What This Workflow Does

  • Uses WD14 to extract high-quality tag metadata

  • Uses Florence to generate a natural-language image description

  • Injects a custom trigger token at the start of every caption

  • Outputs both tags + descriptive text in a single caption block

  • Saves captions to a user-defined folder inside ComfyUI/output

This keeps captions:

  • Consistent

  • Human-readable

  • Training-friendly


📁 Important Setup Note (VERY IMPORTANT)

You must create a folder inside:

ComfyUI/input/

Example:

ComfyUI/input/Captions

Then select that folder in the caption loader node.

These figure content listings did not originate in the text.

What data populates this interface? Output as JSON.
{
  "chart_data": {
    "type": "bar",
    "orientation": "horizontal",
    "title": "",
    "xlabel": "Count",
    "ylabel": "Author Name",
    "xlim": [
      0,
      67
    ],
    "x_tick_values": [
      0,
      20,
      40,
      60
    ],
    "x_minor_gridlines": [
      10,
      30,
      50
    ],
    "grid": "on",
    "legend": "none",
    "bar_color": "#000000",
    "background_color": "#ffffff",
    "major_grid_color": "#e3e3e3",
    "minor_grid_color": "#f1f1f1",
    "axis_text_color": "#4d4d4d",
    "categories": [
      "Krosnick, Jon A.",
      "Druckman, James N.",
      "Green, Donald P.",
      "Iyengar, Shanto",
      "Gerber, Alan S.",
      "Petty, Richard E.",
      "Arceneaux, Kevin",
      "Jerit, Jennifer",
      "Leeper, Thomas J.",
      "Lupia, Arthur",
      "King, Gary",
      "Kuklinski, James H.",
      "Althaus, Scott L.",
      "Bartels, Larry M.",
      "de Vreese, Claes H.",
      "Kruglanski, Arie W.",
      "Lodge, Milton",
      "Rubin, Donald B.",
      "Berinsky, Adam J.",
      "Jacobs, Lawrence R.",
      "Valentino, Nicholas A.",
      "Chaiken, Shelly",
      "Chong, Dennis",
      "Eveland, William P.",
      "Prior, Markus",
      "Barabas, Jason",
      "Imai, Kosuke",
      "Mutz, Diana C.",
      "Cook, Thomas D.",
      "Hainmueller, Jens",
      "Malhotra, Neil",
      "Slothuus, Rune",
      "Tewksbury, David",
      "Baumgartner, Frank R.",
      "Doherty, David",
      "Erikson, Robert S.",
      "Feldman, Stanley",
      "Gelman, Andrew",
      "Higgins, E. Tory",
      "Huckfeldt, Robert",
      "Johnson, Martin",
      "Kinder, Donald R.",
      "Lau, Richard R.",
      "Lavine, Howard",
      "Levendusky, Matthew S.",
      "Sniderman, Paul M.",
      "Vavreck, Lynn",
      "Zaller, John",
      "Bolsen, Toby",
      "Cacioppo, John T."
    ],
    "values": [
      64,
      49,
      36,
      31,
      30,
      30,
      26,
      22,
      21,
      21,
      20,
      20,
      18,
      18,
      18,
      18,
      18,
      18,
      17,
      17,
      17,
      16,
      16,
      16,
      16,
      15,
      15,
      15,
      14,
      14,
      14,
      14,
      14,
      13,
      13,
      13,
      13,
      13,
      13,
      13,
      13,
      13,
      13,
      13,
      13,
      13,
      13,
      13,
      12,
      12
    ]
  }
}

If the folder does not exist, the workflow will not write captions correctly as it doesn't know which directory to load from.


About the Example Images

Each example image shows:

  • The original image

  • A caption panel

Nothing is manually edited or rewritten — this is raw workflow output for transparency and accuracy.


Example Output Structure

Captions follow this format:

TRIGGER, wd14_tags_here,
florence_generated_description_here

This structure is ideal for:

  • LoRA trigger anchoring

  • Dataset reuse

  • Easy downstream parsing


  • LoRA training datasets

  • SDXL / Flux / Wan caption generation

  • Dataset cleanup & validation

  • Prompt reverse-engineering

  • Caption benchmarking


Requirements

  • ComfyUI (recent build)

    • Must include comfy-core ≥ 0.3.75

    • Required for BETA Dataset nodes:

      • LoadImageDataSetFromFolder

      • SaveImageTextDataSetToFolder

      • StringConcatenate

Custom Node Packs

  • comfyui-florence2 (v1.0.6)

  • comfyui-wd14-tagger (v1.0.0)

  • comfyui-custom-scripts (pysssss) (v1.2.5)

  • ComfyUI-Jjk-Nodes

Models

  • Florence-2-SD3-Captioner

    • Repo: gokaygokay/Florence-2-SD3-Captioner

  • WD14 Tagger Model

    • wd-convnext-tagger-v3

  • Folder Setup

    • Create a folder in ComfyUI/input/

    • Example used in workflow: ComfyUI/input/Captions